The price of the average home in the UK dropped by 0.4 per cent, or £600, to £158,408 in September, said the Office of the Deputy Prime Minister (ODPM). But this was in sharp contrast to the estimates by Nationwide and Halifax that prices rose more than 1 per cent.
The figures from the ODPM echoed a survey of estate agents' asking prices by Rightmove, a property website, that said prices dropped 0.6 per cent in September. It said its figures were not seasonally adjusted and the fall might simply reflect a seasonal slowdown in the market.
The annual rate slowed to 10.9 per cent, the lowest since the series was started in February last year and down from 22 per centseven months ago.
This was in line with figures from the Land Registry showing prices rose 10.6 per cent in the year to September.

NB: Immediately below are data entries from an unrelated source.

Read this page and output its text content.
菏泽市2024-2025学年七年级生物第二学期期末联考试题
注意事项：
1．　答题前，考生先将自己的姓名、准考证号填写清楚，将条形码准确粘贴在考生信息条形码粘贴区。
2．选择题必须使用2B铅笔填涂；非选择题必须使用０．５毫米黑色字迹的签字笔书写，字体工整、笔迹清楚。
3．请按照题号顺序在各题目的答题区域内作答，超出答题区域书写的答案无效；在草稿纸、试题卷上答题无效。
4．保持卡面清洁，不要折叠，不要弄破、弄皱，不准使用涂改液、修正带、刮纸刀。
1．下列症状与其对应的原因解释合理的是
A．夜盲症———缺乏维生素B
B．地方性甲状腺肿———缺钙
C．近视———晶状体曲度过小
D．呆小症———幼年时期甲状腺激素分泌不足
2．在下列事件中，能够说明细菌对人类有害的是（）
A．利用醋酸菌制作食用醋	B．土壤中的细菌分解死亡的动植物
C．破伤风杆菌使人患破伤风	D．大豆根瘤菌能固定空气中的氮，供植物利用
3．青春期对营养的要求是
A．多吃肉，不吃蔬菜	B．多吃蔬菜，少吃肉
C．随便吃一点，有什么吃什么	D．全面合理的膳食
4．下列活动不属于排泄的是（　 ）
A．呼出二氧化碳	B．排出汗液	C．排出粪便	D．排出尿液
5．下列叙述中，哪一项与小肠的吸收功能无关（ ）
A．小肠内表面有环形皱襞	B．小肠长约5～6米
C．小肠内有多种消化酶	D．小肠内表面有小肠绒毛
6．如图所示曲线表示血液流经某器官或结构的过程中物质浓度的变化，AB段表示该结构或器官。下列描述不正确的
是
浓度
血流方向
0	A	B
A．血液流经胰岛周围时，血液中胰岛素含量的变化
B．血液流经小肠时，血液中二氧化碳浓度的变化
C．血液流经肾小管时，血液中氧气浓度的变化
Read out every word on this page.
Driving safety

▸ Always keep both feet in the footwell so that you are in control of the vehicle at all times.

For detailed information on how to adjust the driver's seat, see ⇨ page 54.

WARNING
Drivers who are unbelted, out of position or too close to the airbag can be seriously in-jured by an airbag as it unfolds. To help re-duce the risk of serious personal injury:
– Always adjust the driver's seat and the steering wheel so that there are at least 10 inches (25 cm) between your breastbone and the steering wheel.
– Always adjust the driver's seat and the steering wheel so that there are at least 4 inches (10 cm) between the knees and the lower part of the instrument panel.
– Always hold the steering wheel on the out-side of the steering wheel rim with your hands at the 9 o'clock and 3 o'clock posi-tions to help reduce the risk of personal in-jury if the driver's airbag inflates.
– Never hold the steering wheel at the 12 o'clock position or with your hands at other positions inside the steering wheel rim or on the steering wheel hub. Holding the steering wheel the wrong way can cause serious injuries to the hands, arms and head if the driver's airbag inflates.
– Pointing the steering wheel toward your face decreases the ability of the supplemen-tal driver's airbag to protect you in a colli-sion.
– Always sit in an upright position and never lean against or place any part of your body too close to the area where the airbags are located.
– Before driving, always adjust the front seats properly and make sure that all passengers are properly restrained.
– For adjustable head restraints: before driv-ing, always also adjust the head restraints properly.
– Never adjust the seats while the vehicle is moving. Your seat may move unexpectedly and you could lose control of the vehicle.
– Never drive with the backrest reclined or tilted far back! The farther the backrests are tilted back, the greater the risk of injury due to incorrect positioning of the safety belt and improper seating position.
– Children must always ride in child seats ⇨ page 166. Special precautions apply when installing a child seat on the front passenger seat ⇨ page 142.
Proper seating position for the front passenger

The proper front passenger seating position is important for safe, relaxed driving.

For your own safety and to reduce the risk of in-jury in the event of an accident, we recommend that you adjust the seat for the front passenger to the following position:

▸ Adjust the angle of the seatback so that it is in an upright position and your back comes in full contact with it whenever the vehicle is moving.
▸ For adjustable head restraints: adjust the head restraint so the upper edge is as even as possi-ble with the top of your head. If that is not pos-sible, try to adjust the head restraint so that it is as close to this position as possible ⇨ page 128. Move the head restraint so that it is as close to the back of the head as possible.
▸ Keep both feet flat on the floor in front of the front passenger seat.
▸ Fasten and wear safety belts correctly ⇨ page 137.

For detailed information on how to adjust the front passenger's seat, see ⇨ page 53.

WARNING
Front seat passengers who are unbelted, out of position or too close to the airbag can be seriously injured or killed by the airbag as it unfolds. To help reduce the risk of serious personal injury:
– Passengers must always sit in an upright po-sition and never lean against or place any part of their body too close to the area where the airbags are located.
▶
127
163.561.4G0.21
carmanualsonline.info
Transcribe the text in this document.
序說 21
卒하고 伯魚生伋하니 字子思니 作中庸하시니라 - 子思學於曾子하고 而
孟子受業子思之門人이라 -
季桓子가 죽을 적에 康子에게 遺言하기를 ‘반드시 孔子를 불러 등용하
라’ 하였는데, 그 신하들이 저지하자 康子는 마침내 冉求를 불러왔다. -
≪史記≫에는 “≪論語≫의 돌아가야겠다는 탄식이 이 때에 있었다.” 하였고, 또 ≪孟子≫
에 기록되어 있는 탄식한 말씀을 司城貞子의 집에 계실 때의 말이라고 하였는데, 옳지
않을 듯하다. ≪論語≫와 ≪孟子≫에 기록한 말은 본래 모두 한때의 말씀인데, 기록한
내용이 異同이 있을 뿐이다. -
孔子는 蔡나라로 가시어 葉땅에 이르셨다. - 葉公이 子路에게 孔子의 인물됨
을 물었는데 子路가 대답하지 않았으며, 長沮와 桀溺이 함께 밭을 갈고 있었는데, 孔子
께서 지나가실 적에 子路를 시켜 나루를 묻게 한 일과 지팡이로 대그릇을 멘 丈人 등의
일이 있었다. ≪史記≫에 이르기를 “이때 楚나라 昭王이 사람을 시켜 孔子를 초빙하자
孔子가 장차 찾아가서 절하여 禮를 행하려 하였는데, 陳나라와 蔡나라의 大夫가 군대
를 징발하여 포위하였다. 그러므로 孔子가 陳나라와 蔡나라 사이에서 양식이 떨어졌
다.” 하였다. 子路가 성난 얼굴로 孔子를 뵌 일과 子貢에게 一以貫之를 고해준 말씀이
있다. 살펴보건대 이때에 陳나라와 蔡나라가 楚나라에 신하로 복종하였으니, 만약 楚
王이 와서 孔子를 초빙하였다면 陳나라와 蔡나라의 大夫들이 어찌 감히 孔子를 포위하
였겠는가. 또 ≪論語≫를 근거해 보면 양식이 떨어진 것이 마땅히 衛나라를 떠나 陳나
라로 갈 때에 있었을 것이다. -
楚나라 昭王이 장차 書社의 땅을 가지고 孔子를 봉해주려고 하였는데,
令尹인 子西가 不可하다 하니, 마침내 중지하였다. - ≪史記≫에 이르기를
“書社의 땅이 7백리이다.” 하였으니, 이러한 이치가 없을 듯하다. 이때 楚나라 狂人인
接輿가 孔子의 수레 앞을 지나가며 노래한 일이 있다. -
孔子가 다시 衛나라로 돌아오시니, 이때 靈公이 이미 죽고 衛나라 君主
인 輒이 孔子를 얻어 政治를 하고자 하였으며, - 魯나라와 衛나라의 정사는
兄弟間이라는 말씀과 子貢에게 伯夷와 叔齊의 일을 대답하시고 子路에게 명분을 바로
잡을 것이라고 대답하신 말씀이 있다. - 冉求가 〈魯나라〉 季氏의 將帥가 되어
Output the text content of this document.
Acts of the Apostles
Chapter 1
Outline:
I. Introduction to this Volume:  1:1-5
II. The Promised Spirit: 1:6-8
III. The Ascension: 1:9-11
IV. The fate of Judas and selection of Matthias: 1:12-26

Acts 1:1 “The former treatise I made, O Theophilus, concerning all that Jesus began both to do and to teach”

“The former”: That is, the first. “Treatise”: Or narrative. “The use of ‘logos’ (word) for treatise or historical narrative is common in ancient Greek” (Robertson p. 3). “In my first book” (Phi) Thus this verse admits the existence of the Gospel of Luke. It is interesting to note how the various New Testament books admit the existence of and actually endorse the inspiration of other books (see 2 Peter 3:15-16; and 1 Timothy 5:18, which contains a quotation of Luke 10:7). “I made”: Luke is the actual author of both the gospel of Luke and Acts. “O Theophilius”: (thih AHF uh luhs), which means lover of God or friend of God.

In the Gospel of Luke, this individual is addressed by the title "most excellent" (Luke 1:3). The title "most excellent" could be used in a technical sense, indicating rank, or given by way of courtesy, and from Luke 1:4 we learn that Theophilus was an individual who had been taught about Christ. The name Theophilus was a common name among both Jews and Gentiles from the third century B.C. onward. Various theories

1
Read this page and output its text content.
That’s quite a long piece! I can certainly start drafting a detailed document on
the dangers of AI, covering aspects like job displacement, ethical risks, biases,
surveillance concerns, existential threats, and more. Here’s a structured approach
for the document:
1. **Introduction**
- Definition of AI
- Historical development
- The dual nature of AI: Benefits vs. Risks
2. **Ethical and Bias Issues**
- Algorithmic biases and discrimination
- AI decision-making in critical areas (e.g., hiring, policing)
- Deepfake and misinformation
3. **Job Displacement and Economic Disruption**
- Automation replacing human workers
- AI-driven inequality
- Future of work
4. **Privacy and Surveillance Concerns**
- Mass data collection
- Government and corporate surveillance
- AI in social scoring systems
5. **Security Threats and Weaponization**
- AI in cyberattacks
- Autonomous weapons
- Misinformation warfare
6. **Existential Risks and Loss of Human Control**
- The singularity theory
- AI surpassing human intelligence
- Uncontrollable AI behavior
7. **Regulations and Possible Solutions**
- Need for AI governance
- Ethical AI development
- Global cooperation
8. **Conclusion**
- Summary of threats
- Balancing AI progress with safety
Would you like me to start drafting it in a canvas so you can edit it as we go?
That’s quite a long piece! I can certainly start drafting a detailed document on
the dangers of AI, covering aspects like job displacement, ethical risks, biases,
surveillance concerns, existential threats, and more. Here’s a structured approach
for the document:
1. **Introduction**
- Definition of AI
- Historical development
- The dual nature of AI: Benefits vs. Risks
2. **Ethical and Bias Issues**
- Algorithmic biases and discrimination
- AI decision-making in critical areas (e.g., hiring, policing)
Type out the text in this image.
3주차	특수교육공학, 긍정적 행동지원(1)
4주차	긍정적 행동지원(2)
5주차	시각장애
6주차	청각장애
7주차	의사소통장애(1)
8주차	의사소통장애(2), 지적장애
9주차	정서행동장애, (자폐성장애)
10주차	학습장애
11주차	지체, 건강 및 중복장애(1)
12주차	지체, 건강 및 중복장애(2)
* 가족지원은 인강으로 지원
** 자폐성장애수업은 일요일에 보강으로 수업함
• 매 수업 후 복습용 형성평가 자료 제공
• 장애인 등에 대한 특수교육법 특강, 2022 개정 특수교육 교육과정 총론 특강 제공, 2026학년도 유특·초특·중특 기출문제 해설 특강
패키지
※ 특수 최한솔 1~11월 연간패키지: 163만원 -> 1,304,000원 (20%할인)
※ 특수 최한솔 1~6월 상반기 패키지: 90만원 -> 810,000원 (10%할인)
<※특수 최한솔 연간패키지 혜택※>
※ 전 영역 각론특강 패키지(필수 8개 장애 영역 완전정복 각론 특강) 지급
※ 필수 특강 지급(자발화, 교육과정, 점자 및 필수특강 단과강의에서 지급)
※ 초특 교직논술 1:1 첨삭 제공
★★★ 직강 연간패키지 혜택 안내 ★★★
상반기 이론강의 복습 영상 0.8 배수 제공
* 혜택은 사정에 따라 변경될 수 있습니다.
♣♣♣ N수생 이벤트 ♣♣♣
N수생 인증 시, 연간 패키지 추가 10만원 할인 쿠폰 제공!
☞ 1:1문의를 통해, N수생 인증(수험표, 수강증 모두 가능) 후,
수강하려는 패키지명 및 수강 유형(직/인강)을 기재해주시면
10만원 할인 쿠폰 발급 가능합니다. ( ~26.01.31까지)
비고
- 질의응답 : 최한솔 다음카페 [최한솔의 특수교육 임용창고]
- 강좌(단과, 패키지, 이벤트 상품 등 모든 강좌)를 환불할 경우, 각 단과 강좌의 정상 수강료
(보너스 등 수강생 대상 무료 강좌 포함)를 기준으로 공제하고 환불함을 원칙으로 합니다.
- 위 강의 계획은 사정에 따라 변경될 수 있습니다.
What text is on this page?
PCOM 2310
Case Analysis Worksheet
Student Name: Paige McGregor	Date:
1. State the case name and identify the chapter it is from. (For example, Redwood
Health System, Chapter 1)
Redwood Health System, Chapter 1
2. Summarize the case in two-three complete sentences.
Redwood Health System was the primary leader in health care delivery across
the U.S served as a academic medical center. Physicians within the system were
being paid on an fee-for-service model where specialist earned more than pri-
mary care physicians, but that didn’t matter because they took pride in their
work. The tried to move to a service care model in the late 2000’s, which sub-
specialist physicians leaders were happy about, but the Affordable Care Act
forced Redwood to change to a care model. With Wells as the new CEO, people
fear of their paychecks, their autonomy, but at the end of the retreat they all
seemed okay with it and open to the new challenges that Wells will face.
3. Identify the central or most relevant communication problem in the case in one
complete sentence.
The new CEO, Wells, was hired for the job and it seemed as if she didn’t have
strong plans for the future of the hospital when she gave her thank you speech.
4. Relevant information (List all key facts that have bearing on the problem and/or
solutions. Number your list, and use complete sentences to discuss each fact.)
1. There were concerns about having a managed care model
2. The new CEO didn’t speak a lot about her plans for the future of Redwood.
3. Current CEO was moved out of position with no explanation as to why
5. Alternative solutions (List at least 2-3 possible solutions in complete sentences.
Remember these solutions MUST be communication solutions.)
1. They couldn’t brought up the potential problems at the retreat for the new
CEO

And retail sales grew by just 0.8 per cent in October, the British Retail Consortium said. This was the lowest rate of growth in more than four years, apart from March this year when they fell during the Iraq war. The BRC said it was too early to tell whether this was a typical pre-Christmas pause or a sign that the consumer economy was "running out of steam".
Bill Moyes, the BRC's director general, said: "Either way, it is strong evidence that the Government and the Bank of England should not press consumers too hard." Almost every sector along the high street suffered a poor month with food and drink and electrical and electronics goods performing especially badly.
There was little sign of inflation in the manufacturing sector with prices of goods leaving the factory gate rising just 0.1 per cent for the second month in a row in October.
Input prices surged 1.6 per cent on the month, mainly due to soaring oil prices.